Of the many things coming out of my closets in preparation for a home sale, out popped a special edition of the Myrtle Beach Sun News newspaper from back in September 1995.
Li’l Scotty was one of four members of the newsroom staff that month to trek to Atlanta for a confab of news personnel from the various newspapers of the Knight Ridder chain (R.I.P.).
[For the record, the others were photo editor Charles Slate, features editor Mona Prufer and assistant to the editor Bill Willis. If any of them have set up Google alerts on themselves and get notification of this item, howdy!]
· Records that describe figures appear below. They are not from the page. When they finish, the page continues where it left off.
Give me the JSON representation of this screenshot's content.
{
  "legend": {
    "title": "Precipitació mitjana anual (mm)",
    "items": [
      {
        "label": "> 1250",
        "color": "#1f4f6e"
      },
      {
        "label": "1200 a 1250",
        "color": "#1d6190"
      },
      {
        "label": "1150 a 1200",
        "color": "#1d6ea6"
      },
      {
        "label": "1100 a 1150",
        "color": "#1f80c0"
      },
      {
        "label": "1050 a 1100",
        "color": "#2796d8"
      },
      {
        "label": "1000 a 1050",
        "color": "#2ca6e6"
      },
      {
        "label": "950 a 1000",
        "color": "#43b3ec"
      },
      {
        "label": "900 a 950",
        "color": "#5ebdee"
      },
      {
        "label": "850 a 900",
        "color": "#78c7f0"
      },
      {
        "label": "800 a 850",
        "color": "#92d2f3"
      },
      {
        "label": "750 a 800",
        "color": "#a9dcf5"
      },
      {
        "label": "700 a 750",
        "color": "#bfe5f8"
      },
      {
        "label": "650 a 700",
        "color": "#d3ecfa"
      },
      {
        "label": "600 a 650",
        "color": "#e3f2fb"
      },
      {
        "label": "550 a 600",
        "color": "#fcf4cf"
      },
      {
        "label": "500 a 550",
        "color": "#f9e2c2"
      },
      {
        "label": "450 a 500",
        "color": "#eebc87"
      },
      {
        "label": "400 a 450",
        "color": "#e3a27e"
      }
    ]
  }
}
The special section that we produced for that confab focused on the fact that the Sun News had incredible market penetration (there is a Bill Clinton joke in there but let’s leave that in the 1990s where it belongs). Among those who lived in the Grand Strand of South Carolina, 68 percent reported reading the newspaper in the preceding day, while 80 percent read it at least once in the preceding week.
Those were off-the-charts numbers, although as the special section pointed out, they only accounted for permanent residents; the millions and millions of Myrtle Beach tourists tended not to purchase the paper, with the exception of golfers. I’m going out on a limb here, but they may have been searching for specials from the local gentlemen’s establishments that made their home in Myrtle Beach.
This is all a long-winded set-up to the fact that readers seemed to be getting concerned about the Sun News in general and journalism in particular.
In a 1994 survey reported in the section, only 48 percent of respondent rated the paper “excellent” or “very good,” down from 60 percent in 1989, while the number ranking it “fair” or “poor” had risen from 13 percent to 18 percent in the same period.
“The Sun News has an ongoing problem with accuracy, at least according to the perceptions of readers,” we noted in the warts-and-all special section. “Some readers also question possible bias creeping into the news column.”
Shoulda been a wakeup call, but newspapers were dinosaurs and those who ran them didn’t see the asteroid coming. The Sun News, which at one point had the highest percentage profit margin in the Knight Ridder chain (I’m pretty sure Colombian drug cartels didn’t do as well), is more or less a shell of its one-time self, financially and staff-wise, as are many daily papers. Revenue from online made up some of the gap, but hardly all.
Yes, ever-evolving technology was the main culprit, but the credibility gap, which some readers were spotting even back then and has gotten ever more wide in the ensuing 26+ years, has a lot to do with it, too.